The \chi^2-tester described above is a testing algorithm for uniformity with sample complexity n(k, \eps, 1/3) = O(\frac{\sqrt{k}}{\eps^2}) and time complexity O(n) in the Poissonised setting.

Remember \Delta = 4n\eps^2. If \bvec{p} = \bvec{u}, then \E[T] = 0. Thus it suffices to set \tau= \frac{\Delta}{2}.

\begin{align} \Pr[T \geq \tau | \bvec{p}=\bvec{u}] &= \Pr[T - \E[T] \geq \tau | \bvec{p}=\bvec{u}] \\ &\leq \frac{4\var[T]}{\Delta^2} \\ \leq \frac{k}{\eps^4n^2} \end{align}

Setting \frac{k}{\eps^4n^2} = 1/3 and solivng for n, we gt what we want.

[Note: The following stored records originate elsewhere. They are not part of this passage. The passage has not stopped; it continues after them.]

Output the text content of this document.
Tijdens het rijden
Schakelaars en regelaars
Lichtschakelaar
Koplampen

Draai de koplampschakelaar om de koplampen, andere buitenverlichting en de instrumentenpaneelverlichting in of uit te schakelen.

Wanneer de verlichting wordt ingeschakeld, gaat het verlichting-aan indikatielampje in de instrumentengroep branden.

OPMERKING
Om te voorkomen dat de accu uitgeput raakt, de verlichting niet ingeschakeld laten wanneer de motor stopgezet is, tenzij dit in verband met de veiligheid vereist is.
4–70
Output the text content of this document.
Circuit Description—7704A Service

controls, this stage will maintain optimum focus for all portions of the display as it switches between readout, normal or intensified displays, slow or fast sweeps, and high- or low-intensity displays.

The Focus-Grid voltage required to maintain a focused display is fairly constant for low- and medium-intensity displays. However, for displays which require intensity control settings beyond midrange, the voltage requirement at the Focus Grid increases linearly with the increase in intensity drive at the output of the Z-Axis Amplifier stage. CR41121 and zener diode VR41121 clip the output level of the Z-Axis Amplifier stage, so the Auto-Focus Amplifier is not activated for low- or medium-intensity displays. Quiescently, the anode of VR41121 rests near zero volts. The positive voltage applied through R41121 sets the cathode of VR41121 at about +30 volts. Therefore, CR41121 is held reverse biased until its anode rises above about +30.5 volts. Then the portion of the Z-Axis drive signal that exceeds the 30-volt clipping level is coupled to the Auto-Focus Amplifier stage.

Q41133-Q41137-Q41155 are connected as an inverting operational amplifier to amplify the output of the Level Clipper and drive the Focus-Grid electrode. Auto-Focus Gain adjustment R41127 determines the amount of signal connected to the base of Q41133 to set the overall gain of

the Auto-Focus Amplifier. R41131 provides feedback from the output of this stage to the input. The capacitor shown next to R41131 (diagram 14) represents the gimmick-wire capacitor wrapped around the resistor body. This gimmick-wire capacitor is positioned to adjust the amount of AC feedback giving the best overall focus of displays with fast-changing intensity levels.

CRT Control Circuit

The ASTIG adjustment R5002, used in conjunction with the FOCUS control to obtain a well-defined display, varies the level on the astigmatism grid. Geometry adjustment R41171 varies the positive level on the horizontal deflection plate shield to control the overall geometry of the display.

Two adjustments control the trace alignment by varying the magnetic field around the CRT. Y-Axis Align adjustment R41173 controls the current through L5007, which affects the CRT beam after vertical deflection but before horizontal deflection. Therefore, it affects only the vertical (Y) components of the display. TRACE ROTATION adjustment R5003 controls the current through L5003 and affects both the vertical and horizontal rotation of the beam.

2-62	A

\begin{align} \Pr[T \leq \tau | d_{TV}(\bvec{p}, \bvec{u}) \geq \eps] &\leq \Pr[ | T - \E[T] | \geq \frac{\E[T]}{2} | d_{TV}(\bvec{p}, \bvec{u}) \geq \eps]\\ &\leq 4\frac{\var[T]}{\E[T]^2} \\ &\leq 4\frac{\var[T]}{\mu^2} \\ &\leq 4\frac{4k(1 + \frac{\mu}{n}) + 4\sqrt{2k}\mu + 4\sqrt{\frac{2k}{n}}\mu^{3/2}}{\mu^2} \\ &= \frac{16k}{\mu^2} + \frac{16k}{n\mu} + \frac{16\sqrt{2k}}{\mu} + \frac{16\sqrt{\frac{2k}{n}}}{\sqrt{\mu}} \\ &\leq \frac{16k}{\Delta^2} + \frac{16k}{n\Delta} + \frac{16\sqrt{2k}}{\Delta} + \frac{16\sqrt{2k}}{\sqrt{n\Delta}} \\ &= \frac{16k}{16n^2\eps^4} + \frac{16k}{4n^2\eps^2} + \frac{16\sqrt{2k}}{4n\eps^2} + \frac{16\sqrt{2k}}{2n\eps} &\leq \frac{5k}{n^2\eps^4} + \frac{12\sqrt{2k}}{n\eps^2} \end{align}

Solve the inequality 5x^2 + 12\sqrt{2}x \leq 1/3 where x = \sqrt{k}, we get what we want.

Auxillary Lemmas

Let X \sim \mathtt{Poisson}(\lambda) and \mu > 0. Let Y=(X-\mu)^2 - X, then we have

\begin{align} \E[Y] &= (\lambda - \mu)^2 \\ \E[Y^2] &= (\lambda - \mu)^4 + 2\lambda^2 + 4\lambda(\lambda - \mu)^2 \end{align}

References and Footnotes


  1. d_{TV}(\vec{p}, \vec{u}) = \frac{1}{2}||\vec{p} - \vec{u} ||_1 \leq \frac{\sqrt{k}}{2}|| \vec{p} - \vec{u}||_2. Re-arranging the terms you get the claimed inequality↩︎